Rejected US visa brings 'divorced' couple back in court
MAYURA JANWALKAR : Mumbai | Thu Dec 26 2013, 02:16 hrs
It took a US visa rejection for a Master in Business Management (MBA) graduate to realise that to be able to live with her husband in the US, she would first have to get a court order dissolving her previous marriage.
In a peculiar matrimonial case, the woman and her ex-husband, also remarried, filed a joint petition in the family court seeking divorce by mutual consent, two years after their separation. However, after the family court on October 5 held that their petition was not maintainable, they filed an appeal in the Bombay High Court.
Living under the belief that the "deed of divorce" executed between her and her ex-husband on June 13, 2011, stood as a valid proof of divorce, the woman from Mulund remarried a permanent resident of the US. Her ex-husband too had remarried when they moved the family court seeking divorce.
Their first marriage took place on April 29, 2007, but within a year they decided to part ways citing incompatibility. They notarised the "deed of divorce" executed by them and considered themselves divorced.
On August 10, 2012, the woman married the US-based desktop telecommunication operator. The court was told that he had returned to the US and applied for a visa for his wife after finding a suitable job for her. On September 16, she appeared before the US consulate officials in Mumbai for an interview. However, they did not issue her a visa and informed her that she had not produced a decree of divorce from an Indian court.

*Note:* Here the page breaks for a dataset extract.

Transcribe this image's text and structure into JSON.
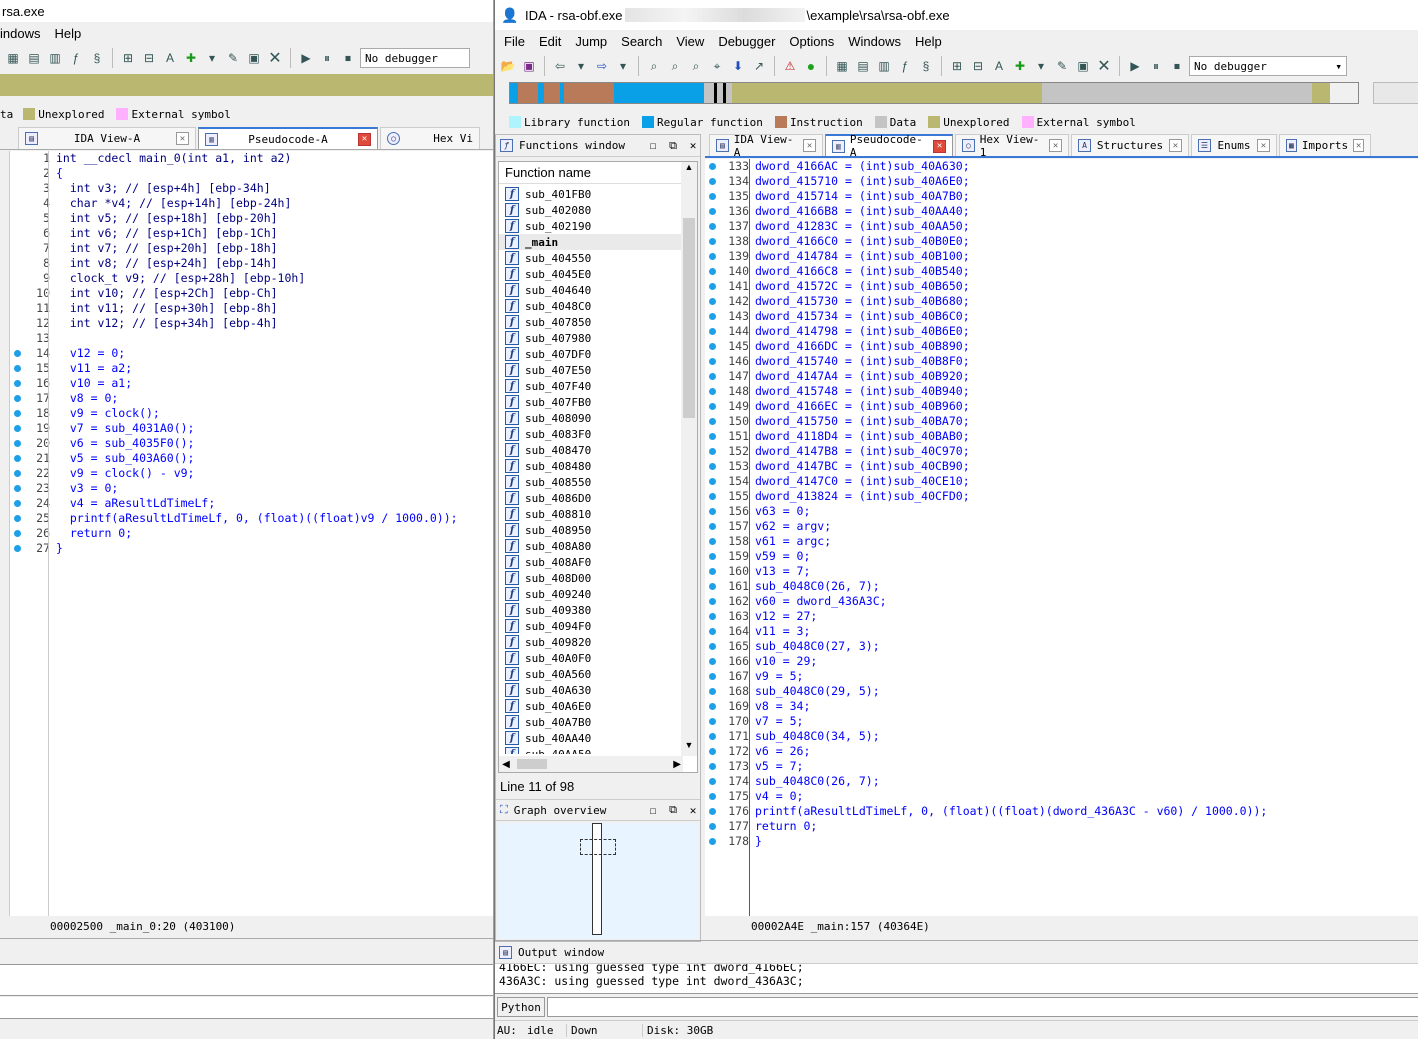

"On receipt of the letter dated September 16, for the first time, she came to know that Deed of Divorce dated June 13, 2011, executed between herself and her husband is not a valid decree in the eyes of law," Justices V K Tahilramani and V L Achliya recorded in their order.
The estranged couple then filed a joint petition for divorce by mutual consent and urged the family court to waive the six month cooling-off period.
The family court, however, rejected their petition primarily on the ground that their marriage had already been dissolved by the "deed of divorce" and hence, a petition for divorce by mutual consent could not be entertained.
The High Court, however, said the family court's order cannot be sustained either on facts or in law. "The appellants, though acted under impression that their marriage was dissolved by virtue of deed of divorce and remarried after the execution of said deed, but legally the marriage between the appellants still subsists," the High Court observed.
The High Court added that courts cannot let technicalities impair the dispensation of justice and said no fruitful purpose could be achieved by forcing the parties to wait for six months in passing of the decree, as they had both remarried.
The High Court remanded the case back to the family court and asked it to hear the joint petition for divorce. The estranged couple has been asked to go before the family court on January 2, 2014, to proceed with their petition.